Indian Oil Corporation (IOC) reported a net profit of Rs 3,122 crore for the July-September quarter, against a net loss of Rs 450 crore in the same period last year.
“Last year, we had an inventory loss of Rs 5,134 crore; it has come down to Rs 686 crore this year. Better petrochemical margins also played a role,” B Ashok, chairman of the government-owned company, told journalists.
Income from operations rose three per cent to Rs 100,274 crore from a year before. The gross refining margin was $4.32 a barrel, from $0.9 a barrel in the same period of 2015-16. The refining throughput was 15.6 million tonnes; of the pipeline network, almost 21 mt.
“Our physical performance continues to be very good. As on September 30, debt stood at Rs 41,885 crore, as compared to Rs 525,46 crore at the same time the last financial year,” Ashok added.

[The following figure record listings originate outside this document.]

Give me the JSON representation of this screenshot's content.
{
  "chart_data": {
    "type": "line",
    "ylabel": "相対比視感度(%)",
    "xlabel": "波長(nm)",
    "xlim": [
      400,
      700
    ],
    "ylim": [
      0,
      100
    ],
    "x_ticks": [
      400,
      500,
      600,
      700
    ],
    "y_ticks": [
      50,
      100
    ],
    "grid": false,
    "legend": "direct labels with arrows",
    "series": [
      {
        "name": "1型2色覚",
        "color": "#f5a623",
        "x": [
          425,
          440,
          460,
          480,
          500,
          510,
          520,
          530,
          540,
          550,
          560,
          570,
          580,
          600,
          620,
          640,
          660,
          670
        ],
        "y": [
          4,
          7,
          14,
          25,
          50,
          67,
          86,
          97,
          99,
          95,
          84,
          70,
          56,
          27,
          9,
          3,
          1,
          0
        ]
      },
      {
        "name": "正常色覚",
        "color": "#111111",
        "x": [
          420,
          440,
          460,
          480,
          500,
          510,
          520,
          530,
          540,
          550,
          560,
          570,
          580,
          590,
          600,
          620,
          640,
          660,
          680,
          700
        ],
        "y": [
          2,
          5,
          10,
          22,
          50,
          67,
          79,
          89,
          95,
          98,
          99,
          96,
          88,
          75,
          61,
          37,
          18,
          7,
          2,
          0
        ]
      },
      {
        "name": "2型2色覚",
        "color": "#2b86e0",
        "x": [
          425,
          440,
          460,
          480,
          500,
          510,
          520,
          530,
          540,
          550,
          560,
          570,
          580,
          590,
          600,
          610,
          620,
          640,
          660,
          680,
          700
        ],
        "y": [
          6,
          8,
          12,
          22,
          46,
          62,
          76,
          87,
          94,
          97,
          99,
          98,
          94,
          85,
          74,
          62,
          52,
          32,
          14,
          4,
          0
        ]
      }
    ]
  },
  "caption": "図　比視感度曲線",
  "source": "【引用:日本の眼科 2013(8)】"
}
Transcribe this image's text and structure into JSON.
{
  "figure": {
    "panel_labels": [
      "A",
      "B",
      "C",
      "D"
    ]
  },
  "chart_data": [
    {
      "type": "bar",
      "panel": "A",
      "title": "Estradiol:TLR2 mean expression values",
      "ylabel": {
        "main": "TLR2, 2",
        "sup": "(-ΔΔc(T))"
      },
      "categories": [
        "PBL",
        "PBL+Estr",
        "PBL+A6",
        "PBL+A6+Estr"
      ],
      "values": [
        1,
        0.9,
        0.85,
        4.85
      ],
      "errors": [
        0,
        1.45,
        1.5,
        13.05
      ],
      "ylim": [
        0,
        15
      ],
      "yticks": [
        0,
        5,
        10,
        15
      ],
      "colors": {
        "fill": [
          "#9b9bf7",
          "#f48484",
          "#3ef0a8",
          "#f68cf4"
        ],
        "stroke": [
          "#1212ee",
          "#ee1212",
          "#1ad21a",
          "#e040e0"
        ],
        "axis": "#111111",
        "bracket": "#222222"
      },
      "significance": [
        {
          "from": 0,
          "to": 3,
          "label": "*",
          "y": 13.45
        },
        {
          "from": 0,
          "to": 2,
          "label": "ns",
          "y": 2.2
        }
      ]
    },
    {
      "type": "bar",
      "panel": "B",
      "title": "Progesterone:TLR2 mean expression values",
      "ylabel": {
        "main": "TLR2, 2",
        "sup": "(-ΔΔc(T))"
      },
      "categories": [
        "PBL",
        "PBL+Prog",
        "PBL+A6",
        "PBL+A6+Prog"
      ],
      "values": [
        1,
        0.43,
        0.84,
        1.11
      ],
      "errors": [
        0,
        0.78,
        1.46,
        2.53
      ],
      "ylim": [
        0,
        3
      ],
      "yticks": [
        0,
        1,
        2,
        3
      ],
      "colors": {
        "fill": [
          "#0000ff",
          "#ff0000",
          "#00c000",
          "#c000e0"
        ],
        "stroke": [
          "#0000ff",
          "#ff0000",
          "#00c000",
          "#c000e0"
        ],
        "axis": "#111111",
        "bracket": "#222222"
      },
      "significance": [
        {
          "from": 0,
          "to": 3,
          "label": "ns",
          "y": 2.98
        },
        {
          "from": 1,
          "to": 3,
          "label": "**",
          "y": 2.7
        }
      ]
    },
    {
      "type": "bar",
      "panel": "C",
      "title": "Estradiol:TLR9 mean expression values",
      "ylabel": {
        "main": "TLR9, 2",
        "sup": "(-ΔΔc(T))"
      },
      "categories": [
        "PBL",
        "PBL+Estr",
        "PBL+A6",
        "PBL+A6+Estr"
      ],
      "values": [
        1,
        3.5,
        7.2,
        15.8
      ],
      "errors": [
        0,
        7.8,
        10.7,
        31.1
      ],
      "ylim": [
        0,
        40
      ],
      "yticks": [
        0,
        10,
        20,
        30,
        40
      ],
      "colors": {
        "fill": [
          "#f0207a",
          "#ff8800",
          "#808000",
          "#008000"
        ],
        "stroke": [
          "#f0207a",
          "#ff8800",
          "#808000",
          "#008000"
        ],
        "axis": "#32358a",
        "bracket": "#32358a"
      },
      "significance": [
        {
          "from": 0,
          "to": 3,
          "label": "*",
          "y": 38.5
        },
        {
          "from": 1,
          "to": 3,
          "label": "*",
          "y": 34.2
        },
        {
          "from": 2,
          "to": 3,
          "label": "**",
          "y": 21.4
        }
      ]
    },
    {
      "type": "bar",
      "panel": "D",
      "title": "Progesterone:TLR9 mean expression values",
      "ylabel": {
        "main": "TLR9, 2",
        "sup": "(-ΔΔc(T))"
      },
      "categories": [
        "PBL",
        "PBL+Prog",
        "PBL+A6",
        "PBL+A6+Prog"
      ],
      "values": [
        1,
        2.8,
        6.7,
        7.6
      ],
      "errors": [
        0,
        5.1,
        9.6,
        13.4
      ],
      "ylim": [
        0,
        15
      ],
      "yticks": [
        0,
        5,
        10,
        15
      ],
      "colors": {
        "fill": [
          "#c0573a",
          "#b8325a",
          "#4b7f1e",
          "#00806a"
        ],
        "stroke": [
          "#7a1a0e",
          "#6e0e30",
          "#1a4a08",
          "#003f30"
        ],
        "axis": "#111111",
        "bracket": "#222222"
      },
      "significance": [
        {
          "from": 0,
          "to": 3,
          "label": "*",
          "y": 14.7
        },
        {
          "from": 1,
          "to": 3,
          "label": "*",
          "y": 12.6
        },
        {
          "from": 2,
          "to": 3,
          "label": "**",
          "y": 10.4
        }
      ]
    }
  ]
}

Product sales, including exports, was 19.7 mt. The subsidy burden on kerosene was Rs 1,453 crore; on LPG, Rs 768 crore. Asked about competition from the newly aggressive foray of private players in the retail segment, the chairman said: “Competition is good for all of us. We have already lined up our expansion plans and will set up 1,200 retail outlets this year.”
As the pricing (for petrol and diesel) is now market-determined, new players will not get too much opportunity to experiment on this, he added.